Dans le système solaire, les planètes rocheuses, comme la Terre et Mars, occupent les régions proches du Soleil, alors que les planètes géantes, comme Jupiter ou Saturne, restent cantonnées dans les confins. « D’où la surprise en 1995 quand Michel Mayor et Didier Queloz découvrent pour la première fois une planète géante très proche de son étoile » rappelle Claire Moutou, chercheuse au CNRS en poste au TCFH et co-auteure de cette nouvelle étude. Depuis, les astronomes ont montré que les Jupiters chauds se forment dans les régions externes du disque protoplanétaire – la matrice qui donne naissance à l’étoile centrale et aux planètes environnantes – avant de migrer vers les régions internes tout en évitant autant que possible de tomber dans l’étoile. Ce processus peut se produire dans une phase très précoce, alors que les jeunes planètes s’alimentent encore au sein du disque primordial. Ou alors bien plus tard, une fois que de nombreuses planètes ont été formées et interagissent en une chorégraphie si instable que certaines d’entre elles se retrouvent propulsées au voisinage immédiat de l’étoile centrale.
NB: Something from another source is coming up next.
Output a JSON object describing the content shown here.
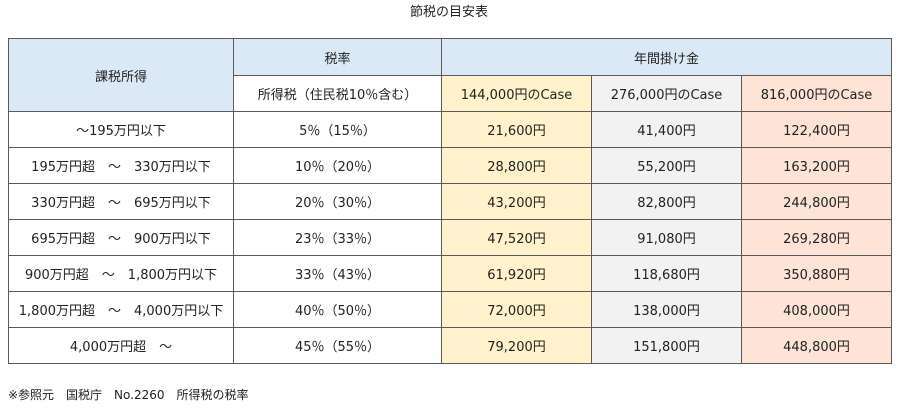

Une équipe internationale d’astrophysiciens dirigée par Jean-François Donati vient d’obtenir des arguments en faveur du premier de ces deux scénarios. Avec l’instrument ESPaDOnS, le spectropolarimètre construit par les équipes de l’IRAP / OMP pour le TCFH, ils ont observé des étoiles en formation au sein d’une pouponnière stellaire située à environ 450 années lumière de la Terre dans la constellation du Taureau. Parmi celles scrutées récemment, l’équipe vient d’en découvrir une, surnommée V830Tau, qui montre des signatures similaires à celles causées par une planète 1.4 fois plus massive que Jupiter, mais sur une orbite 15 fois plus proche de l’étoile que la Terre ne l’est du Soleil. Cette découverte, publiée dans la revue MNRAS, suggère que les Jupiters chauds peuvent être extrêmement jeunes et potentiellement bien plus fréquents autour des étoiles en formation qu’au voisinage d’étoiles adultes comme le Soleil.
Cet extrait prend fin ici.